Ensor fut sans aucun doute inspiré par l’œuvre de son collègue Henry de Groux (1866-1930). Ce dernier expose trois tableaux, intitulés Waterloo. Trois rêves après la bataille, au salon annuel des XX de 1888 à Bruxelles, ainsi que Charge de cuirassiers à Waterloo, l’année suivante (in Les XX. Catalogue des dix expositions annuelles, Bruxelles, Centre international pour l’étude du XIXe siècle, 1981, p. 141 & p. 179). Les œuvres d’Henry de Groux sont marquées par une ambiance crépusculaire et apocalyptique. Les œuvres d’Ensor, quant à elles, sont dénuées de tout esprit tragique. Dans son tableau Le Remords de l’ogre corse de 1890 ou de 1891, Ensor dépeint l’empereur des Français dépité et songeur, entouré de sa garde personnelle (in X. Tricot, James Ensor. Sa vie, son œuvre. Catalogue raisonné des peintures, Bruxelles, Fonds Mercator, 2009, no. 311, p. 304, ill). Le titre du tableau annonce la couleur. Derrière lui un officier brandit un étendard brodé des noms des batailles perdues : Aboukir, Moscou, Leipzig, Dresde, Trafalgar, Bérézina. Une tête de mort, placée sur l’extrémité de la hampe jette un regard accusateur sur l’empereur. Le nom de Louis Antoine Henry de Bourbon, duc d’Enghien, figure également sur l’étendard. Royaliste et anti-bonapartiste, le duc d’Enghien fut soupçonné de conspiration contre l’empereur, arrêté en février 1804, jugé sommairement et exécuté le 21 mars 1804 dans les fosses du château de Vincennes. En 1804, alors que les complots contre sa personne se multiplient, Bonaparte décide de frapper un grand coup pour calmer les ardeurs royalistes : faire arrêter et exécuter le duc d’Enghien. Il n’y pas de doute quant au propos de James Ensor. Rongé par le remords, Napoléon, le regard mélancolique, voit en mémoire ses conquêtes et ses défaites. Quelques tristes vétérans moustachus, vêtus de pantalons rapiécés, forment sa garde personnelle. Nul doute possible, c’est bien la grandeur et décadence d’un héros déchu qu’Ensor a voulu décliner. Ensor critique sa soif de conquêtes, ainsi que sa mégalomanie. Toutefois, l’emploi des coloris vifs et la facture volontairement naïve procurent au tableau un aspect presque joyeux. La caricature atténue l’esprit dramatique de la scène. Le tableau est peint sur un panneau d’acajou biseauté, typique pour les œuvres de 1890 environ : Ecce Homo, L’homme de douleur, Les chanteurs grotesques et L’autodafé (ou Philippe II aux enfers) (cf. Tricot 330, 331, 336, 339).

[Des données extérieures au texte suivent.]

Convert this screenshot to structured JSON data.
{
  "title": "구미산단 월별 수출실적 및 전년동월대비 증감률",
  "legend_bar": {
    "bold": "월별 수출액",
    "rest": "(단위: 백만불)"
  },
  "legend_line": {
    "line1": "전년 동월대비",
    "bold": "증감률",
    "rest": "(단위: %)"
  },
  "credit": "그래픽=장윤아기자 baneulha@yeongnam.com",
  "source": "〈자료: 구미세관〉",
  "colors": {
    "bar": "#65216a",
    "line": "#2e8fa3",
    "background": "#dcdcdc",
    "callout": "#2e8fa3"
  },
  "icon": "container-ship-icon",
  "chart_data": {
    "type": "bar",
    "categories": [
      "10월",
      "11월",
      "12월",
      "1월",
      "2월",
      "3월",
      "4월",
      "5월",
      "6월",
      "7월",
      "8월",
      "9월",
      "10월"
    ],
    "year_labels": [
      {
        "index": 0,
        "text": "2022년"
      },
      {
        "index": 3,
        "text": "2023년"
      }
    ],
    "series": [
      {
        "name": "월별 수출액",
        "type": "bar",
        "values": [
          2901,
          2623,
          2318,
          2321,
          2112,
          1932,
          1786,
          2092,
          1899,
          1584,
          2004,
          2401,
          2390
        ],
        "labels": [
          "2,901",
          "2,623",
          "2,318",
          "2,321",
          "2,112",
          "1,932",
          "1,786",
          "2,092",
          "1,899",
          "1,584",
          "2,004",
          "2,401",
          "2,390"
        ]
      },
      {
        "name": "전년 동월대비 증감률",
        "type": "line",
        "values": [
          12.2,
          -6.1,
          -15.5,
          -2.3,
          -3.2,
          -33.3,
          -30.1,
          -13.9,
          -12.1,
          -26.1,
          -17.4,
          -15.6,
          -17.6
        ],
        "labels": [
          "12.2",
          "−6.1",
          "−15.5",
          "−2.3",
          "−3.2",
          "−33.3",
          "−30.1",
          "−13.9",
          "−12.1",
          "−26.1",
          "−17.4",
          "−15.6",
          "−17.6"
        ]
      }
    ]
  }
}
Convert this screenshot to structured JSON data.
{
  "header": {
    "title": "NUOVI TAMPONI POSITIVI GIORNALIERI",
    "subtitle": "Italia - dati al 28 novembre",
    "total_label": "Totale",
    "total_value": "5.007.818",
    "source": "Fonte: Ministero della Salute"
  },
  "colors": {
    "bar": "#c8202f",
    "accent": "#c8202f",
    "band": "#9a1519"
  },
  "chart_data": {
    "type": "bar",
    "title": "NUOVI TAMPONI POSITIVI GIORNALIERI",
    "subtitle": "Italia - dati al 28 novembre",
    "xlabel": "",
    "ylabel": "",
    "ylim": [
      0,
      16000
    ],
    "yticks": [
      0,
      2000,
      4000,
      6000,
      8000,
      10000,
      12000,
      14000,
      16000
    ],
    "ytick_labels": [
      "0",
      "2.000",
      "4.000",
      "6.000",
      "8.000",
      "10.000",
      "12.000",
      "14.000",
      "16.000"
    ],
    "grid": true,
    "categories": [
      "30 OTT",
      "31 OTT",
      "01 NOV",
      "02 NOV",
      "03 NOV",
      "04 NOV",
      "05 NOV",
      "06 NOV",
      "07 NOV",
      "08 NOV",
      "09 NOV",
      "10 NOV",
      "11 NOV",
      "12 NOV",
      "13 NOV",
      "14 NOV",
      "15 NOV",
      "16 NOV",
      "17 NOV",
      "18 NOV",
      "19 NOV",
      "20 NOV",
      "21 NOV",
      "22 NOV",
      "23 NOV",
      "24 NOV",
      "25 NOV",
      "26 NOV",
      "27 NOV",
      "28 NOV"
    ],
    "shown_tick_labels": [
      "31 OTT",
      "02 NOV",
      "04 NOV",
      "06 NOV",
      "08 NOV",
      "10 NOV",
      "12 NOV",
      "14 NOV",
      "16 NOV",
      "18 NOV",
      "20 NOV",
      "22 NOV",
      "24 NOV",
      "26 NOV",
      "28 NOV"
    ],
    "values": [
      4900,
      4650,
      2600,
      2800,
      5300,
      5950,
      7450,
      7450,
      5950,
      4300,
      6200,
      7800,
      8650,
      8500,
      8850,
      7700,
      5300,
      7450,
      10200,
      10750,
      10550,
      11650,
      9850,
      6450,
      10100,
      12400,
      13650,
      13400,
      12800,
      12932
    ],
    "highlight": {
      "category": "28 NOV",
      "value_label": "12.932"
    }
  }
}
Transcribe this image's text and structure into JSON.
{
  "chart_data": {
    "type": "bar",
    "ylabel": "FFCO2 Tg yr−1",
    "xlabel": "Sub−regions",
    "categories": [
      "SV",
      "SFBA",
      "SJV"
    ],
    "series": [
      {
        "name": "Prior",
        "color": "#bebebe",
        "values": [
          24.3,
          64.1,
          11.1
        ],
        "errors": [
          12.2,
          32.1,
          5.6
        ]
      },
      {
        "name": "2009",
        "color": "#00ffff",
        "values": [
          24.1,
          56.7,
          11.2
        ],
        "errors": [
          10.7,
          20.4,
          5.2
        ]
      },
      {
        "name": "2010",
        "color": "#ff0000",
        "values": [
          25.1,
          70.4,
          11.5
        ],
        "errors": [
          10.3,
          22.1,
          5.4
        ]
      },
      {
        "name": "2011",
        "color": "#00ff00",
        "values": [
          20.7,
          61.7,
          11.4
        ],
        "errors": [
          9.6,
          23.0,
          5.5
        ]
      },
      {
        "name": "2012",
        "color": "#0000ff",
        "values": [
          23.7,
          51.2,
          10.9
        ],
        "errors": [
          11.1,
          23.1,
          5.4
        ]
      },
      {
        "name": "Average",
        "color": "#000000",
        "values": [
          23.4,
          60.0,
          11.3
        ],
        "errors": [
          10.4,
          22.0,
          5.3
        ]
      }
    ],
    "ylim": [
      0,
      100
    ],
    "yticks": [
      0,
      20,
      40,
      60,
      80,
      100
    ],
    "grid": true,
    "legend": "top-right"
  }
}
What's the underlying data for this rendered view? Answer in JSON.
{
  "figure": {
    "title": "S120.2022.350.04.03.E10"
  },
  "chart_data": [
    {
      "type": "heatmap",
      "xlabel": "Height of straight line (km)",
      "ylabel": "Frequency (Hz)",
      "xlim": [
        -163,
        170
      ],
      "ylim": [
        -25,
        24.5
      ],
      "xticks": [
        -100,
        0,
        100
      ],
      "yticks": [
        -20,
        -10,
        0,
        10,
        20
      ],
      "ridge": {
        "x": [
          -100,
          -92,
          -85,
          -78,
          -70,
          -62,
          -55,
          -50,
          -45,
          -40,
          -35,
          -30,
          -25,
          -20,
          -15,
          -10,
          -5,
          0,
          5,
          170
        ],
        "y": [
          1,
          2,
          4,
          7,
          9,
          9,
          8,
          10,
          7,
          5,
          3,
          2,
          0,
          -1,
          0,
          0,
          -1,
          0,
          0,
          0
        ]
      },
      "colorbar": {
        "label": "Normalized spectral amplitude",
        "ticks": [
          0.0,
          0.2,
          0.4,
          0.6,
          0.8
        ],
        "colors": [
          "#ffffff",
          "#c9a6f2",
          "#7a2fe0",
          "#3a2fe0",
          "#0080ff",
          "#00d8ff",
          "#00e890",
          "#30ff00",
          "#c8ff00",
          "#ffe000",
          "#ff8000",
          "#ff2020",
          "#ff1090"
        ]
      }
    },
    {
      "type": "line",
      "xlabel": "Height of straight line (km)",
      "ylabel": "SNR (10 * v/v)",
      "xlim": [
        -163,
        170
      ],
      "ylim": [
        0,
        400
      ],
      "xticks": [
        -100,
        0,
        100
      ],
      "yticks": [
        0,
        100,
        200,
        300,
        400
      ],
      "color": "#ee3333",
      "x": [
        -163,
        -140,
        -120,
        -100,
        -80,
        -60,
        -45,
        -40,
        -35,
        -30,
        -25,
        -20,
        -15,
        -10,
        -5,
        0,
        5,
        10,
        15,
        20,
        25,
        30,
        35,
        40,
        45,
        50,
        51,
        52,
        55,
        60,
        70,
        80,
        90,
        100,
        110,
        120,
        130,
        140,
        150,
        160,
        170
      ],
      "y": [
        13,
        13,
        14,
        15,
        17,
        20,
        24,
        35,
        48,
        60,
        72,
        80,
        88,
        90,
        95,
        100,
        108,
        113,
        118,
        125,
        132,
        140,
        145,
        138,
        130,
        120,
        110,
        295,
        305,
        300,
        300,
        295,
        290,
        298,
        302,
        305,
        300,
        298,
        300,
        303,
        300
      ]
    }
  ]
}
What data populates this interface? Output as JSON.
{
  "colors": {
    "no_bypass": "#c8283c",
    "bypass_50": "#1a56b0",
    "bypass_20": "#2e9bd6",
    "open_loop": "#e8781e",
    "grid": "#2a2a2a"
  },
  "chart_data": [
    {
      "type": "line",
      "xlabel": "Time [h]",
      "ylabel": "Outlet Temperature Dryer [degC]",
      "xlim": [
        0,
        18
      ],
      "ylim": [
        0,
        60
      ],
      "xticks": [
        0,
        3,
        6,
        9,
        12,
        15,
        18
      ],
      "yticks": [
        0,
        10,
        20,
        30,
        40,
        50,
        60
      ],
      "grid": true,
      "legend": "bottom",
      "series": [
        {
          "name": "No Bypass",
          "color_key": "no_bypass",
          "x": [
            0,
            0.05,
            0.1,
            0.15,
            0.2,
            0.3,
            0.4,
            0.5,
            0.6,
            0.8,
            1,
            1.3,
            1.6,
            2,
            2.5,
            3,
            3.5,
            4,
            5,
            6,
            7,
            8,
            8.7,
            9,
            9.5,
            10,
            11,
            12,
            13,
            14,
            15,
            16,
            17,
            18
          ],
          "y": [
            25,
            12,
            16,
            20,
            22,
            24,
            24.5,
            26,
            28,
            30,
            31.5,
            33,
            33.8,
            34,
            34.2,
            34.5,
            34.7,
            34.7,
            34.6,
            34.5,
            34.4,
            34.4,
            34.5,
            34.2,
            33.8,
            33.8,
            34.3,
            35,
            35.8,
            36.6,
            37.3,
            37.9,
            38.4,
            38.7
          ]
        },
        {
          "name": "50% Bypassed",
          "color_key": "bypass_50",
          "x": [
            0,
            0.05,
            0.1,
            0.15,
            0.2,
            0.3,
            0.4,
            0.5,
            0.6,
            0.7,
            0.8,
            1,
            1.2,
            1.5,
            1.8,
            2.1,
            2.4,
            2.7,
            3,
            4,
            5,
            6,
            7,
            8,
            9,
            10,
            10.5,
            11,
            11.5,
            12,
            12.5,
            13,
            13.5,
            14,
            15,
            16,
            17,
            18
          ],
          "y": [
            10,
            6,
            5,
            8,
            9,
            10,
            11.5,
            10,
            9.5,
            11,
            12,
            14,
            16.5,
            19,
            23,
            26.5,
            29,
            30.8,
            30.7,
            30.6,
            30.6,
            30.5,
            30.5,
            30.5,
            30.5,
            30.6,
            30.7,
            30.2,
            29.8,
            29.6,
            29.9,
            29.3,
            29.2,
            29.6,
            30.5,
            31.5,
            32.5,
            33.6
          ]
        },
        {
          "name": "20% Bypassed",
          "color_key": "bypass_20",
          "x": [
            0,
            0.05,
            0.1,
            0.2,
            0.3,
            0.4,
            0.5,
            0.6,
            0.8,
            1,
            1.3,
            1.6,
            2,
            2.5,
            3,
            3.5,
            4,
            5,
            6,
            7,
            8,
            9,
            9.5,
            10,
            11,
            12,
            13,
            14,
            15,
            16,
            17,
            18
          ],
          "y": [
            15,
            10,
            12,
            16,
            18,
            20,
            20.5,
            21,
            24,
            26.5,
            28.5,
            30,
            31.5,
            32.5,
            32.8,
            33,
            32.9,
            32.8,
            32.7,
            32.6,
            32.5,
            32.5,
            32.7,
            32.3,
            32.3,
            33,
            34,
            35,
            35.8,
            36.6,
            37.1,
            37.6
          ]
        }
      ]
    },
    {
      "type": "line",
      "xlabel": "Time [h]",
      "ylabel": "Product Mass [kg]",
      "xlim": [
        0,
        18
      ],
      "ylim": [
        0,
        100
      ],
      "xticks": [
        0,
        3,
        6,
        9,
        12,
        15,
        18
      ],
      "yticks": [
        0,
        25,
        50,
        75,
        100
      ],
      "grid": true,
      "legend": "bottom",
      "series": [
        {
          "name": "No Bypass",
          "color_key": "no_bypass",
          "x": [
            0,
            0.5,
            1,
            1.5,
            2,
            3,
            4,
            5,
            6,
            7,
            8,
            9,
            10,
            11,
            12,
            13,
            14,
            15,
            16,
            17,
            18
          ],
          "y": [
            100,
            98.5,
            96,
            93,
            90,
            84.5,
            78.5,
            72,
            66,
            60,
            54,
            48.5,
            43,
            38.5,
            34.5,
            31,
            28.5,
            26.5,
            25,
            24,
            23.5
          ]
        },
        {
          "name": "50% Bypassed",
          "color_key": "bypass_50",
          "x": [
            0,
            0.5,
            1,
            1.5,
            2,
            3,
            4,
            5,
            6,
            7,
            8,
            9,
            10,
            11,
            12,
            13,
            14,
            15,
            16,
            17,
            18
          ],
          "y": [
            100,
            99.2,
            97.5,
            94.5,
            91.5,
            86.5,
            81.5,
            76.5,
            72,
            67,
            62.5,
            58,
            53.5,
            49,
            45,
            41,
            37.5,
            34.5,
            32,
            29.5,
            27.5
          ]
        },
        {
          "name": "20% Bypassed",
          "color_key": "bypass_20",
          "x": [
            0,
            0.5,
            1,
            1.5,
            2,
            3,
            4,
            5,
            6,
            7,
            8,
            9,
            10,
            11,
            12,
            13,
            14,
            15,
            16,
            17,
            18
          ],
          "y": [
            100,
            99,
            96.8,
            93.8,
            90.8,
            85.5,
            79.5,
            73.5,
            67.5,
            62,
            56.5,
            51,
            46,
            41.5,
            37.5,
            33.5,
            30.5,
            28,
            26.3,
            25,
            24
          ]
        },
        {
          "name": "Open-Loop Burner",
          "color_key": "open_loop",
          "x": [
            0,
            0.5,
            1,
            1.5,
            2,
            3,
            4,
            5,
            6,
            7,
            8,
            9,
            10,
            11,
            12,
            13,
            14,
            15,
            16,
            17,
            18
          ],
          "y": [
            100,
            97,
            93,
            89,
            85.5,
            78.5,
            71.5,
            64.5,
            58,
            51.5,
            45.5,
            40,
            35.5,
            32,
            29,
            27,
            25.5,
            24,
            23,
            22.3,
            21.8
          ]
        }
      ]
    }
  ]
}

James Ensor, Les adieux de Napoléon, 1897, etching engraving

En 1896, Ensor reprendra la figure de Napoléon dans son eau-forte, intitulée Les adieux de Napoléon [Napoleon’s Farewell], d’après un dessin de 1889 (in A. Taevernier, James Ensor. Illustrated Catalogue of his Engravings, their Critical Description and Inventary of his Plates, Gand, 1973, no. 111, pp. 272-273 (ill.) et J. N. Elesh, James Ensor. The Illustrated Bartsch 141, New York, Abaris Books, 1982, no. 114. Pour le dessin, cf. Verhaeren, p. 115. Le dessin est reproduit dans le numéro spécial de la revue française La Plume (1899), consacré à James Ensor). C’est une figure ventrue et avachie qui s’adresse pour la dernière fois à sa garde personnelle avant son départ pour l’exil.